The Debt-Freighted Red Engine That Can’t—–Bailout The Next Global Recession

by Jesse Colombo

Business Insider published a piece this week called “China’s hopes of becoming the world’s largest economy are hitting a major roadblock“:

China’s economy is growing at its slowest pace in nearly three decades, and some economists say the worst is yet to come.

Growth potential in China is expected to slow to 5.5% from the current level of 6.5% between 2021 and 2025, according to new estimates from analysts at JPMorgan.

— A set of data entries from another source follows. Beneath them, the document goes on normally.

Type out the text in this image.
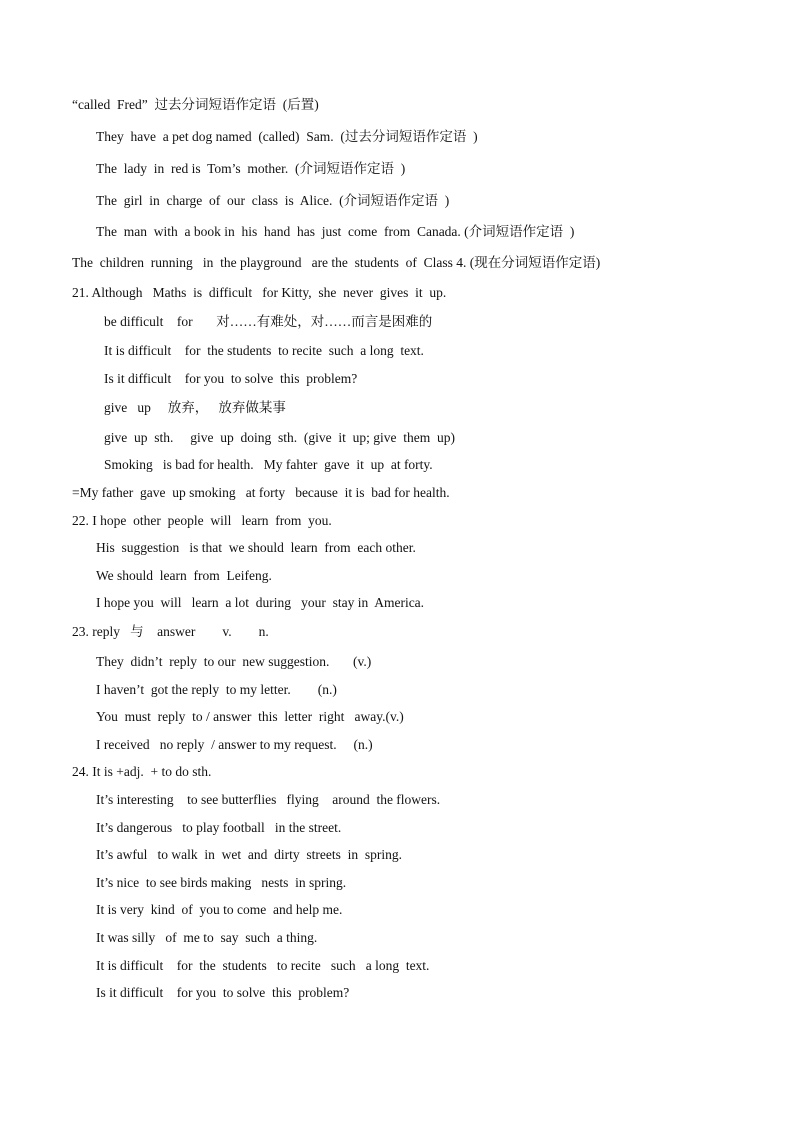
“called  Fred”  过去分词短语作定语  (后置)
They  have  a pet dog named  (called)  Sam.  (过去分词短语作定语  )
The  lady  in  red is  Tom’s  mother.  (介词短语作定语  )
The  girl  in  charge  of  our  class  is  Alice.  (介词短语作定语  )
The  man  with  a book in  his  hand  has  just  come  from  Canada. (介词短语作定语  )
The  children  running   in  the playground   are the  students  of  Class 4. (现在分词短语作定语)
21. Although   Maths  is  difficult   for Kitty,  she  never  gives  it  up.
be difficult    for       对……有难处，对……而言是困难的
It is difficult    for  the students  to recite  such  a long  text.
Is it difficult    for you  to solve  this  problem?
give   up     放弃，   放弃做某事
give  up  sth.     give  up  doing  sth.  (give  it  up; give  them  up)
Smoking   is bad for health.   My fahter  gave  it  up  at forty.
=My father  gave  up smoking   at forty   because  it is  bad for health.
22. I hope  other  people  will   learn  from  you.
His  suggestion   is that  we should  learn  from  each other.
We should  learn  from  Leifeng.
I hope you  will   learn  a lot  during   your  stay in  America.
23. reply   与    answer        v.        n.
They  didn’t  reply  to our  new suggestion.       (v.)
I haven’t  got the reply  to my letter.        (n.)
You  must  reply  to / answer  this  letter  right   away.(v.)
I received   no reply  / answer to my request.     (n.)
24. It is +adj.  + to do sth.
It’s interesting    to see butterflies   flying    around  the flowers.
It’s dangerous   to play football   in the street.
It’s awful   to walk  in  wet  and  dirty  streets  in  spring.
It’s nice  to see birds making   nests  in spring.
It is very  kind  of  you to come  and help me.
It was silly   of  me to  say  such  a thing.
It is difficult    for  the  students   to recite   such   a long  text.
Is it difficult    for you  to solve  this  problem?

That could fall to 4.5% by 2030, a pace that would make it difficult to surpass the US as the largest economy.

“This means that China will remain the second largest economy much longer than expected,” the analysts said in a research note Wednesday. “The transition to slower potential growth could be volatile and requires balancing reforms to move to a more domestically driven growth model with deleveraging and public-sector restructuring.”

Officials in Beijing have sought to shore up confidence through a series of stimulus measures rolled out in recent months, including tax cuts, changes to the amount of cash banks must hold as reserves, and various incentives to boost spending.

But those programs could have little room to expand in an economy that has struggled to crack down on relatively high levels of debt in recent years. In 2018, China’s debt-to-gross-domestic-product ratio climbed above 250%.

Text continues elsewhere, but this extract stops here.